SciKit Gaussian Mixture Model ValueError: x and y must have same first dimension

155 Views Asked by At

i'm trying to follow this tutorial for GMM with Python SciKit. THe problem is that the original code does not work out of the box. It says there are problems with the shape of the input arrays and that GMM is now depreacated.
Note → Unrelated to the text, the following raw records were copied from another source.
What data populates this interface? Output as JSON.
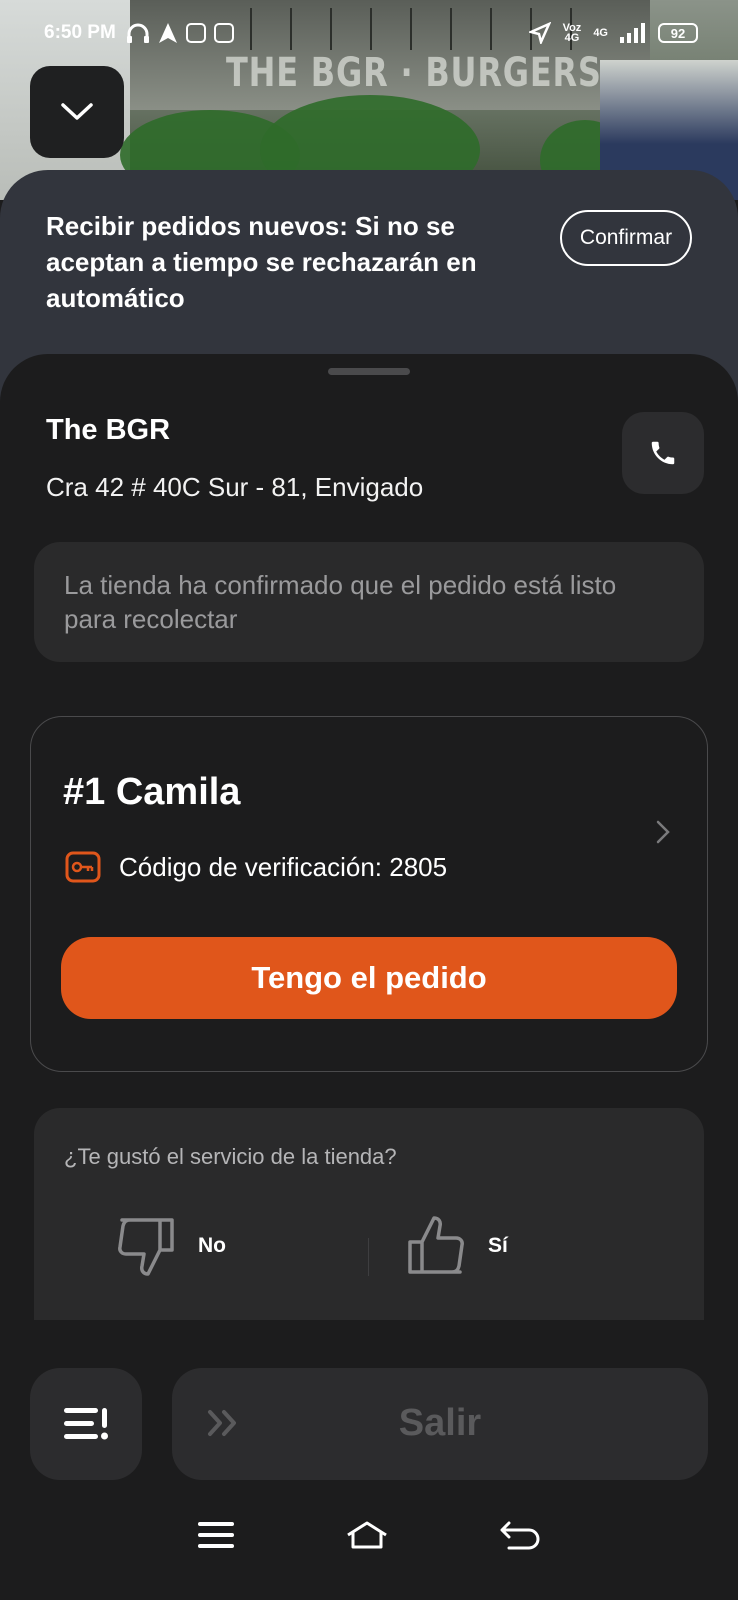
{
  "status_bar": {
    "time": "6:50 PM",
    "network_label": "Voz\n4G",
    "network_type": "4G",
    "battery": "92"
  },
  "background": {
    "sign_text": "THE BGR · BURGERS"
  },
  "notice": {
    "text": "Recibir pedidos nuevos: Si no se aceptan a tiempo se rechazarán en automático",
    "confirm_label": "Confirmar"
  },
  "store": {
    "name": "The BGR",
    "address": "Cra 42 # 40C Sur - 81, Envigado"
  },
  "status_message": "La tienda ha confirmado que el pedido está listo para recolectar",
  "order": {
    "title": "#1 Camila",
    "verification_label": "Código de verificación: 2805",
    "got_order_label": "Tengo el pedido"
  },
  "rating": {
    "question": "¿Te gustó el servicio de la tienda?",
    "no_label": "No",
    "yes_label": "Sí"
  },
  "bottom": {
    "exit_label": "Salir"
  },
  "colors": {
    "accent": "#e0561b",
    "sheet_bg": "#1c1c1d",
    "notice_bg": "#32353d",
    "card_bg": "#2a2a2b"
  }
}
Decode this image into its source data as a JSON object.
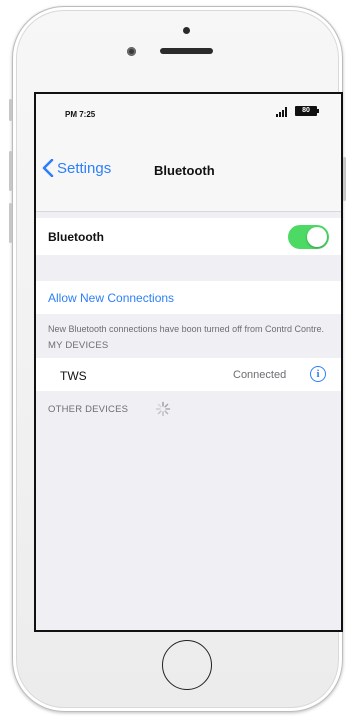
{
  "status_bar": {
    "time": "PM 7:25",
    "battery": "80"
  },
  "nav": {
    "back_label": "Settings",
    "title": "Bluetooth"
  },
  "bluetooth_cell": {
    "label": "Bluetooth",
    "enabled": true
  },
  "allow_cell": {
    "label": "Allow New Connections"
  },
  "footnote": "New Bluetooth connections have boon turned off from Contrd Contre.",
  "my_devices": {
    "header": "MY DEVICES",
    "items": [
      {
        "name": "TWS",
        "status": "Connected",
        "icon": "info-icon"
      }
    ]
  },
  "other_devices": {
    "header": "OTHER DEVICES",
    "icon": "loading-spinner-icon"
  },
  "colors": {
    "accent": "#2d7ff9",
    "toggle_on": "#4cd964",
    "background": "#efeff4",
    "secondary_text": "#6d6d72"
  }
}
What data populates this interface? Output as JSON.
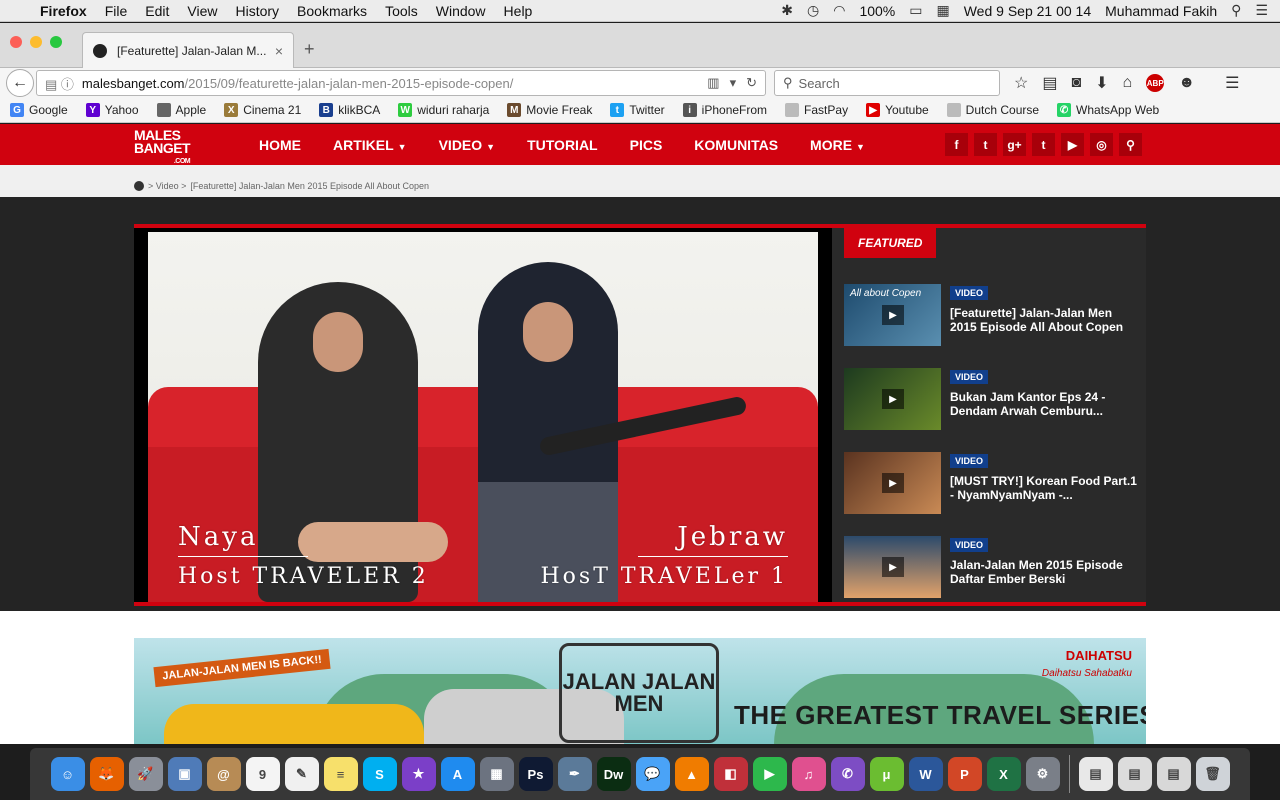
{
  "menubar": {
    "app": "Firefox",
    "items": [
      "File",
      "Edit",
      "View",
      "History",
      "Bookmarks",
      "Tools",
      "Window",
      "Help"
    ],
    "battery": "100%",
    "datetime": "Wed 9 Sep  21 00 14",
    "user": "Muhammad Fakih"
  },
  "tab": {
    "title": "[Featurette] Jalan-Jalan M..."
  },
  "url": {
    "host": "malesbanget.com",
    "path": "/2015/09/featurette-jalan-jalan-men-2015-episode-copen/"
  },
  "search": {
    "placeholder": "Search"
  },
  "bookmarks": [
    {
      "label": "Google",
      "color": "#4285f4",
      "glyph": "G"
    },
    {
      "label": "Yahoo",
      "color": "#5f01d1",
      "glyph": "Y"
    },
    {
      "label": "Apple",
      "color": "#666666",
      "glyph": ""
    },
    {
      "label": "Cinema 21",
      "color": "#9a7b3a",
      "glyph": "X"
    },
    {
      "label": "klikBCA",
      "color": "#1a3f8f",
      "glyph": "B"
    },
    {
      "label": "widuri raharja",
      "color": "#2ecc40",
      "glyph": "W"
    },
    {
      "label": "Movie Freak",
      "color": "#6b4b2e",
      "glyph": "M"
    },
    {
      "label": "Twitter",
      "color": "#1da1f2",
      "glyph": "t"
    },
    {
      "label": "iPhoneFrom",
      "color": "#555555",
      "glyph": "i"
    },
    {
      "label": "FastPay",
      "color": "#bbbbbb",
      "glyph": ""
    },
    {
      "label": "Youtube",
      "color": "#e00000",
      "glyph": "▶"
    },
    {
      "label": "Dutch Course",
      "color": "#bbbbbb",
      "glyph": ""
    },
    {
      "label": "WhatsApp Web",
      "color": "#25d366",
      "glyph": "✆"
    }
  ],
  "site": {
    "logo_top": "MALES",
    "logo_bottom": "BANGET",
    "logo_com": ".COM",
    "nav": [
      {
        "label": "HOME",
        "caret": ""
      },
      {
        "label": "ARTIKEL",
        "caret": "▼"
      },
      {
        "label": "VIDEO",
        "caret": "▼"
      },
      {
        "label": "TUTORIAL",
        "caret": ""
      },
      {
        "label": "PICS",
        "caret": ""
      },
      {
        "label": "KOMUNITAS",
        "caret": ""
      },
      {
        "label": "MORE",
        "caret": "▼"
      }
    ],
    "social": [
      "f",
      "t",
      "g+",
      "t",
      "▶",
      "◎",
      "⚲"
    ],
    "breadcrumb": [
      "> Video >",
      "[Featurette] Jalan-Jalan Men 2015 Episode All About Copen"
    ]
  },
  "video": {
    "left_name": "Naya",
    "left_role": "Host TRAVELER 2",
    "right_name": "Jebraw",
    "right_role": "HosT TRAVELer 1"
  },
  "featured": {
    "label": "FEATURED",
    "items": [
      {
        "badge": "VIDEO",
        "title": "[Featurette] Jalan-Jalan Men 2015 Episode All About Copen",
        "thumb_text": "All about Copen"
      },
      {
        "badge": "VIDEO",
        "title": "Bukan Jam Kantor Eps 24 - Dendam Arwah Cemburu...",
        "thumb_text": ""
      },
      {
        "badge": "VIDEO",
        "title": "[MUST TRY!] Korean Food Part.1 - NyamNyamNyam -...",
        "thumb_text": ""
      },
      {
        "badge": "VIDEO",
        "title": "Jalan-Jalan Men 2015 Episode Daftar Ember Berski",
        "thumb_text": ""
      }
    ]
  },
  "banner": {
    "tag": "JALAN-JALAN MEN IS BACK!!",
    "stamp": "JALAN JALAN MEN",
    "slogan": "THE GREATEST TRAVEL SERIES EVER",
    "brand": "DAIHATSU",
    "brand_sub": "Daihatsu Sahabatku"
  },
  "dock": [
    {
      "name": "finder",
      "color": "#3a8ee6",
      "glyph": "☺"
    },
    {
      "name": "firefox",
      "color": "#e66000",
      "glyph": "🦊"
    },
    {
      "name": "launchpad",
      "color": "#8a8f99",
      "glyph": "🚀"
    },
    {
      "name": "preview",
      "color": "#4f7bb8",
      "glyph": "▣"
    },
    {
      "name": "contacts",
      "color": "#b78b55",
      "glyph": "@"
    },
    {
      "name": "calendar",
      "color": "#f4f4f4",
      "glyph": "9"
    },
    {
      "name": "textedit",
      "color": "#f0f0f0",
      "glyph": "✎"
    },
    {
      "name": "notes",
      "color": "#f7e06b",
      "glyph": "≡"
    },
    {
      "name": "skype",
      "color": "#00aff0",
      "glyph": "S"
    },
    {
      "name": "imovie",
      "color": "#7b3fc8",
      "glyph": "★"
    },
    {
      "name": "app-store",
      "color": "#1f8bef",
      "glyph": "A"
    },
    {
      "name": "photo-browser",
      "color": "#6c7380",
      "glyph": "▦"
    },
    {
      "name": "photoshop",
      "color": "#0f1a33",
      "glyph": "Ps"
    },
    {
      "name": "pen-tool",
      "color": "#5b7a99",
      "glyph": "✒"
    },
    {
      "name": "dreamweaver",
      "color": "#0b2d12",
      "glyph": "Dw"
    },
    {
      "name": "messages",
      "color": "#4aa3f7",
      "glyph": "💬"
    },
    {
      "name": "vlc",
      "color": "#f07c00",
      "glyph": "▲"
    },
    {
      "name": "photo-booth",
      "color": "#c0303a",
      "glyph": "◧"
    },
    {
      "name": "facetime",
      "color": "#2db84c",
      "glyph": "▶"
    },
    {
      "name": "itunes",
      "color": "#e0508f",
      "glyph": "♫"
    },
    {
      "name": "viber",
      "color": "#7d4dc4",
      "glyph": "✆"
    },
    {
      "name": "utorrent",
      "color": "#6bbd31",
      "glyph": "μ"
    },
    {
      "name": "word",
      "color": "#2b579a",
      "glyph": "W"
    },
    {
      "name": "powerpoint",
      "color": "#d24726",
      "glyph": "P"
    },
    {
      "name": "excel",
      "color": "#1f7244",
      "glyph": "X"
    },
    {
      "name": "system-preferences",
      "color": "#7a7f88",
      "glyph": "⚙"
    },
    {
      "name": "documents",
      "color": "#e8e8e8",
      "glyph": "▤"
    },
    {
      "name": "downloads",
      "color": "#dcdcdc",
      "glyph": "▤"
    },
    {
      "name": "screenshots",
      "color": "#d8d8d8",
      "glyph": "▤"
    },
    {
      "name": "trash",
      "color": "#cfd3d8",
      "glyph": "🗑"
    }
  ]
}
I've tried to rewrite it as:

np.random.seed(2)
x = np.concatenate([np.random.normal(0, 2, 200),
                    np.random.normal(5, 5, 200),
                    np.random.normal(3, 0.5, 600)])
x = np.reshape(x, (-1, 1))

plt.hist(x, 80, normed=True)
plt.xlim(-10, 20)
clf = GaussianMixture(4, max_iter=500, random_state=3).fit(x)
xpdf = np.linspace(-10, 20, 1000)
xpdf = np.reshape(xpdf, (-1, 1))
density = np.exp(clf.score(xpdf))

plt.hist(x, 80, normed=True, alpha=0.5)
plt.plot(xpdf, density, '-r')
plt.xlim(-10, 20)

But still i get a ValueError: x and y must have same first dimension. As far as i can understand now the problem has been moved from the shape of arrays to the shape of density variable. But i'm not sure what is actually going on. Could anyone please shed some light on this? Thanks.

1

There are 1 best solutions below

0
On BEST ANSWER

If you check the shape of density the problem will be much clearer:

>>> density.shape
()

The score method returns the log-likelihood of the entire dataset that it is passed, which is just a single scalar value. You want score_samples, which will provide the log likelihood of each individual point.

It's possible the API may have changed here since the tutorial was written -- I'm not sure.